MeshEmitterVertexColor
Used for materials used on meshes spawned by particles. Allows the particle editor to modify things like the color of the mesh through the curve editor.
MeshSubUV
Similar to ParticleSubUV but this time for meshparticles.
Multiply
Will multiply any value by any other value.
Normalize
Helps bringing an entire image up to another scale. Wikipedia explains this pretty well "If the intensity range of the image is 50 to 180 and the desired range is 0 to 255 the process entails subtracting 50 from each of pixel intensity, making the range 0 to 130. Then each pixel intensity is multiplied by 255/130, making the range 0 to 255."
OneMinus - 1-X
This simply inverts the input. Black becomes white, yellow becomes blue, and so on.
Panner
A feature many of you may recognize from UE1 and UE2. It simply continuously pans a texture, ideal for conveyors, rivers and so on.
ParticleSubUV
Similar to FlipBookSample, but this time specially designed for particles.
PixelDepth
Kind of similar to DestDepth.
Power
Think of it like the brightness and contrast sliders in Photoshop. It simply raises the brightness and lowers the contrast, or it raises the contrast and lowers the brightness. Multiplies itself X times, dependent on the Exp. value. Good to alter a washed out texture or to derive specularity of a diffuse texture.
ReflectionVector
Similar to CameraVector, only difference is that ReflectionVector operates on a different axis.
Rotator
Simply rotates anything.
ScalarParameter
Used to set a variable scale to the material that can be accessed and altered via code. Little use for this in every day use.
SceneDepth
Similar to DestDepth, although SceneDepth is a little more powerful.
SceneTexture
Unknown to me.
ScreenPosition
Takes over the angle of the camera.
Sine
Very similar to Cosine.
SquareRoot
Simple mathematical expression that alters entered values.
Subtract
Another simple mathematical expression. Subtracts a value off another, usually resulting into a darker material but it can also be used to filter out a given color of an image.
TextureCoordinate
Can alter both the amount of tiling of something, as what UV set/channel to use.
TextureSample
Simply holds a texture or other kind of "bitmap".
TextureSampleParameter
Allows the texture/bitmap to be changed externally via code.

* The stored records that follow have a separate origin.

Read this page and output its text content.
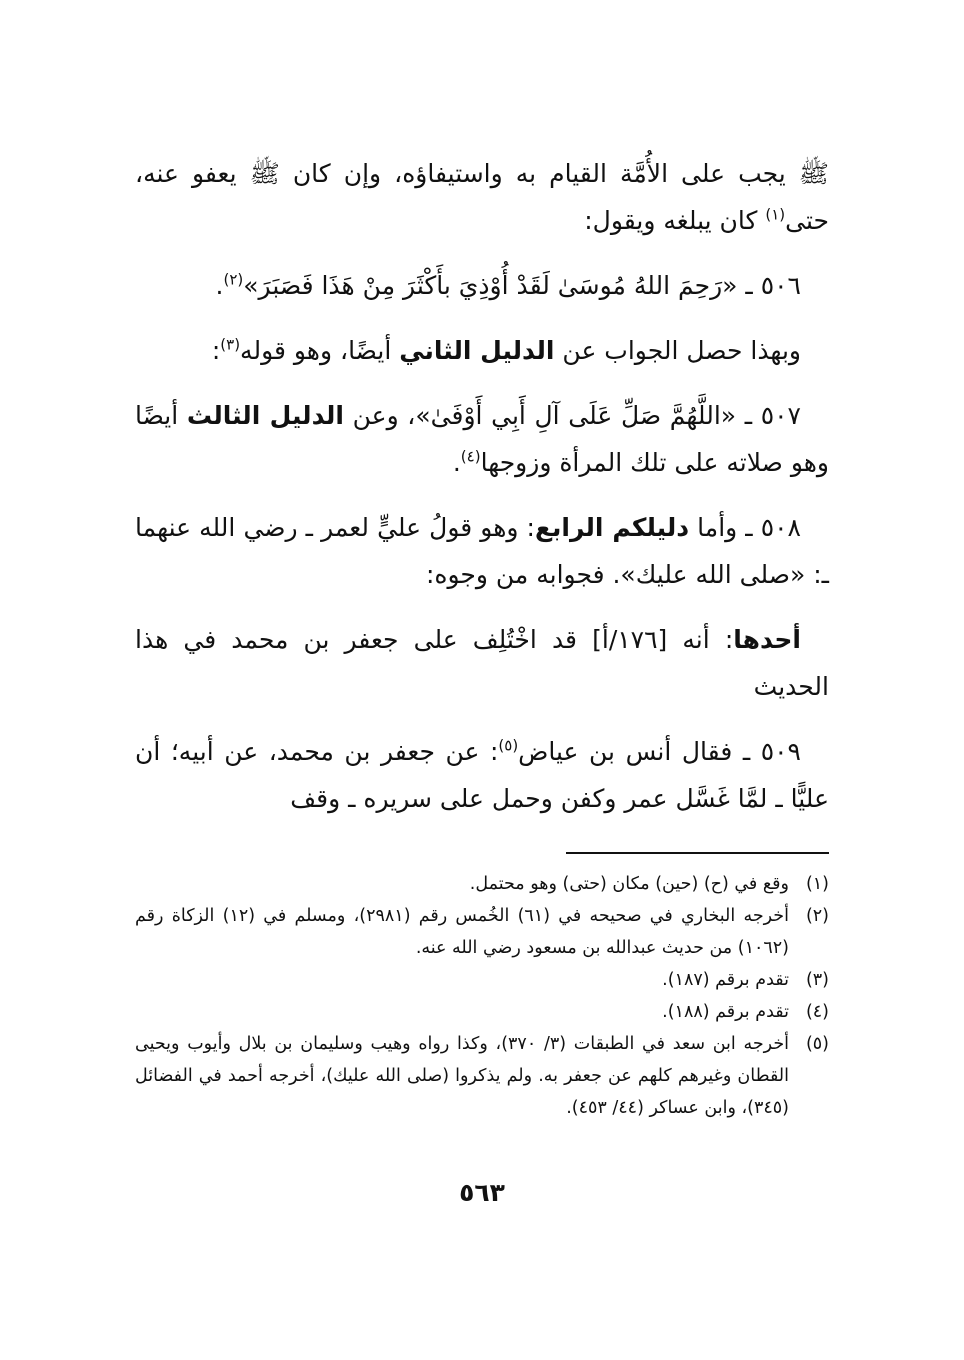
ﷺ يجب على الأُمَّة القيام به واستيفاؤه، وإن كان ﷺ يعفو عنه، حتى$^{(١)}$ كان يبلغه ويقول:

٥٠٦ ـ «رَحِمَ اللهُ مُوسَىٰ لَقَدْ أُوْذِيَ بأَكْثَرَ مِنْ هَذَا فَصَبَرَ»$^{(٢)}$.

وبهذا حصل الجواب عن الدليل الثاني أيضًا، وهو قوله$^{(٣)}$:

٥٠٧ ـ «اللَّهُمَّ صَلِّ عَلَى آلِ أَبِي أَوْفَىٰ»، وعن الدليل الثالث أيضًا وهو صلاته على تلك المرأة وزوجها$^{(٤)}$.

٥٠٨ ـ وأما دليلكم الرابع: وهو قولُ عليٍّ لعمر ـ رضي الله عنهما ـ: «صلى الله عليك». فجوابه من وجوه:

أحدها: أنه [١٧٦/أ] قد اخْتُلِف على جعفر بن محمد في هذا الحديث

٥٠٩ ـ فقال أنس بن عياض$^{(٥)}$: عن جعفر بن محمد، عن أبيه؛ أن عليًّا ـ لمَّا غَسَّل عمر وكفن وحمل على سريره ـ وقف

(١)
وقع في (ح) (حين) مكان (حتى) وهو محتمل.
(٢)
أخرجه البخاري في صحيحه في (٦١) الخُمس رقم (٢٩٨١)، ومسلم في (١٢) الزكاة رقم (١٠٦٢) من حديث عبدالله بن مسعود رضي الله عنه.
(٣)
تقدم برقم (١٨٧).
(٤)
تقدم برقم (١٨٨).
(٥)
أخرجه ابن سعد في الطبقات (٣/ ٣٧٠)، وكذا رواه وهيب وسليمان بن بلال وأيوب ويحيى القطان وغيرهم كلهم عن جعفر به. ولم يذكروا (صلى الله عليك)، أخرجه أحمد في الفضائل (٣٤٥)، وابن عساكر (٤٤/ ٤٥٣).
٥٦٣
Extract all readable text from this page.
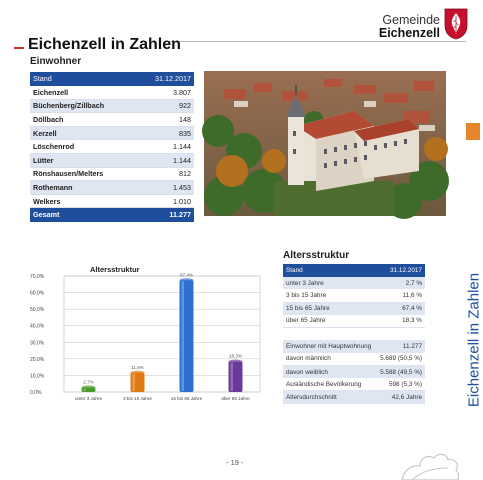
Gemeinde
Eichenzell
Eichenzell in Zahlen
Einwohner
Stand	31.12.2017
Eichenzell	3.807
Büchenberg/Zillbach	922
Döllbach	148
Kerzell	835
Löschenrod	1.144
Lütter	1.144
Rönshausen/Melters	812
Rothemann	1.453
Welkers	1.010
Gesamt	11.277
Eichenzell in Zahlen
0,0%
10,0%
20,0%
30,0%
40,0%
50,0%
60,0%
70,0%
2,7%
11,6%
67,4%
18,3%
unter 3 Jahre	3 bis 15 Jahre	15 bis 65 Jahre	über 65 Jahre
Altersstruktur
Altersstruktur
Stand	31.12.2017
unter 3 Jahre	2,7 %
3 bis 15 Jahre	11,6 %
15 bis 65 Jahre	67,4 %
über 65 Jahre	18,3 %

Einwohner mit Hauptwohnung	11.277
davon männlich	5.689 (50,5 %)
davon weiblich	5.588 (49,5 %)
Ausländische Bevölkerung	598 (5,3 %)
Altersdurchschnitt	42,6 Jahre
- 19 -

TextureSampleParameter2D/Cube/Movie/3D
Identical to TextureSampleParameter but now for all other kind of content such as cubemaps or movies.
Time
A simple expression that, although entirely useless if not combined with other expressions, it can be of great use for things that only have to occur every once and a while. Think of lightning, rotating animations that need to be inverted after a while, and so on.
Transform
Can alter a material to use another kind of space than the default Tangent space. What this means in reality is that you can make the alignment of the material relative to the camera or the object itself. Especially the option of making it relative to the camera (View) can be quite handy as it will create a kind of camera facing effect.
VectorParameter
Much like ScalarParameter, VectorParameter allows a color to be altered externally via code, or an instanced material.
VertexColor
Allows you access to the vertexcolors that may be available on a mesh.